The Minnesota Court of Appeals reversed a school board's decision to expel a southern Minnesota high school student for having a pocket knife in her purse.

Alyssa Drescher, an honor student, athlete and peer mentor at United South Central High School, was expelled for six weeks last year when a pocket knife that she used for farm chores was found in her purse. Drescher, of Wells, Minn., threw the small folding blade in her purse during the weekend and forgot that it was there when she went to school, her father, Rick Drescher, said after the ruling on Monday.

The decision not only clears his daughter's record but could make a difference for other kids who are wrongfully punished, he said. "The school system needs to look at each case individually," Drescher said.

Alyssa Drescher routinely helped her boyfriend, who lives on a farm, with chores, and used a pocket knife that her father gave her to cut the twine on bales of hay. She forgot that it was in the bottom of her purse when she returned to school, her father said.

Authorities discovered it during a random search of the school for drugs. The school liaison officer said the drug-sniffing dog likely was alerted to Alyssa Drescher's locker by a strong odor of perfume.

School policy forbids weapons on school property, and the principal said she was obligated to suspend the teen for up to five days. The principal recommended a three-day suspension because the teen was cooperative and appeared to be telling the truth.

But the school board expelled her through the end of her junior year.
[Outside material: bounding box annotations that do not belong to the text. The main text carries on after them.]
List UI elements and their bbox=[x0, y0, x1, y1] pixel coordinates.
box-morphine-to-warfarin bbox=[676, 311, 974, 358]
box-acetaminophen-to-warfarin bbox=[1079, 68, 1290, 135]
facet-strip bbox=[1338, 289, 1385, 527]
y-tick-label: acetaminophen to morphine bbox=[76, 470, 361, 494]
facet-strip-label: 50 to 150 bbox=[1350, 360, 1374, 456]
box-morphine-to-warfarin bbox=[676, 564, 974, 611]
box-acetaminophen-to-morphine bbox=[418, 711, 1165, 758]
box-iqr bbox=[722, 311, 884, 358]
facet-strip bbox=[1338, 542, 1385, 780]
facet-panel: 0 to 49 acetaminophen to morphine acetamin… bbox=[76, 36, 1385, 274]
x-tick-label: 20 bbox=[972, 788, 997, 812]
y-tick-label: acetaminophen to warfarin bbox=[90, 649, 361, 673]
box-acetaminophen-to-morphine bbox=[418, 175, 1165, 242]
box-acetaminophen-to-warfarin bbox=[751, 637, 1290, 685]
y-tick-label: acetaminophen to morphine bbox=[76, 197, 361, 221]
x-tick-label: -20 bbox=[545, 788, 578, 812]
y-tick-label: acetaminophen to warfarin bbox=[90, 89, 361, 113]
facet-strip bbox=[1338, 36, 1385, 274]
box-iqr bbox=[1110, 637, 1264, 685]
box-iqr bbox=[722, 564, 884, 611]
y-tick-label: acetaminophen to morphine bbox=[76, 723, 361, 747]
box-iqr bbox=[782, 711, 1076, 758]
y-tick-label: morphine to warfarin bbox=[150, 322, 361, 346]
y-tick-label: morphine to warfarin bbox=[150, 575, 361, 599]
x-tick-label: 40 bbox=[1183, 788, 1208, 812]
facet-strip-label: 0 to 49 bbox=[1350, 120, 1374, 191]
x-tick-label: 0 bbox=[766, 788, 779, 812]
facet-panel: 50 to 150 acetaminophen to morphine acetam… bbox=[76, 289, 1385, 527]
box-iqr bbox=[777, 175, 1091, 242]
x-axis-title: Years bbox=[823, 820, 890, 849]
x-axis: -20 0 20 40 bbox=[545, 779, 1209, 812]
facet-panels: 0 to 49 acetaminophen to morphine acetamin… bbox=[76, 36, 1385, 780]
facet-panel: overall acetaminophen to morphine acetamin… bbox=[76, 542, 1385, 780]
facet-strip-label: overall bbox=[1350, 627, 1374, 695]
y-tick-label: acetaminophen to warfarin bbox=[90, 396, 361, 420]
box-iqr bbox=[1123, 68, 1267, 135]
The expulsion was upheld by the commissioner of education, and the family appealed to the state court.

The family knew that Alyssa likely would be graduated by the time the lengthy appeals process was resolved, but they pursued it as a matter of principle, her father said. "In our eyes, it still made Alyssa look like the guilty party," Rick Drescher said. "Now we're going to fight for the rest of the kids in the state of Minnesota."

The court ruled the expulsion wasn't proper because Alyssa Drescher didn't willfully violate the school policy when she carried a knife to school and didn't engage in conduct that endangered herself or others.

Alyssa Drescher, who received her high school diploma in June and will attend Minnesota State University, Mankato, in the fall, said she was excited when she learned about the ruling on Monday morning. "I hope no one else has to go through what I went through," she said.